Je voudrais qu’il soit très clair que ma mission n’est pas d’incriminer ma fraternité ou mes frères, mais de sensibiliser au bizutage et de promouvoir les aspects positifs du mouvement fraternel. Pour ceux d’entre vous qui se demandent comment le bizutage peut continuer à exister, j’espère que mon histoire signifie quelque chose pour vous. Si vous êtes un étudiant qui lit cet article, je vous encourage vivement à utiliser le pouvoir de votre voix pour aborder ce problème dans votre propre communauté. Même si certains ne sont pas d’accord avec votre opinion, vous pourrez vous endormir le soir en sachant que vous faites ce qu’il faut. Dans un célèbre discours récité aux étudiants de l’université du Cap, mon héros personnel, Robert F. Kennedy, a souligné la nécessité de défendre ce qui est juste. Il a déclaré : « Chaque fois qu’un homme ou une femme défend un idéal, agit pour améliorer le sort des autres ou s’élève contre l’injustice, une minuscule vague d’espoir est envoyée. Et se croisant à partir d’un million de centres différents d’énergie et d’audace, ces minuscules ondulations construiront un courant capable d’abattre les plus puissants murs d’oppression et de résistance. »

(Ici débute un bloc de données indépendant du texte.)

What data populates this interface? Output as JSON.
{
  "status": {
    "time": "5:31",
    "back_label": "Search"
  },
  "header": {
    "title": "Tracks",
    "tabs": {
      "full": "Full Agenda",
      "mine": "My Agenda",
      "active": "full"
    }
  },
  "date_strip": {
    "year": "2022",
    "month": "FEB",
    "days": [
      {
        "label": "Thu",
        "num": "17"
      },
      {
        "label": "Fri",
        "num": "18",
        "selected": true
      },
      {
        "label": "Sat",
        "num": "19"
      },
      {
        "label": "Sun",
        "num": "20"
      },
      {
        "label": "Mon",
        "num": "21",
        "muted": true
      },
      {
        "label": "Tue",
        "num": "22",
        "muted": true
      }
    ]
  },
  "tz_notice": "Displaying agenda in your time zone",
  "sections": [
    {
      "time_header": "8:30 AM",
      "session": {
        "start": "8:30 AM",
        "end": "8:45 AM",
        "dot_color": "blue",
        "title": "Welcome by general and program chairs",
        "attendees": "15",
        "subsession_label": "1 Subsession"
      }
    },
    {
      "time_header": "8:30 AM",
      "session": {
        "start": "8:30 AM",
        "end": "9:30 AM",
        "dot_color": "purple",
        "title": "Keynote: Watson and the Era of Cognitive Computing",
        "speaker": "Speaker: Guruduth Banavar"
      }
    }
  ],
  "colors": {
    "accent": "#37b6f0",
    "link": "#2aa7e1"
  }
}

S’engager pour ce qui est juste. Même s’il peut sembler que votre voix n’est qu’une parmi d’autres, vos mots peuvent lancer un mouvement qui résonne partout. J’espère vraiment que vous trouverez le courage intérieur de faire face à l’injustice et de prêter votre voix au mouvement de prévention du bizutage de la manière qui vous semble la plus prudente et la plus efficace. Je suis prêt à dire que l’avenir de votre organisation dépend de ce que vous ferez.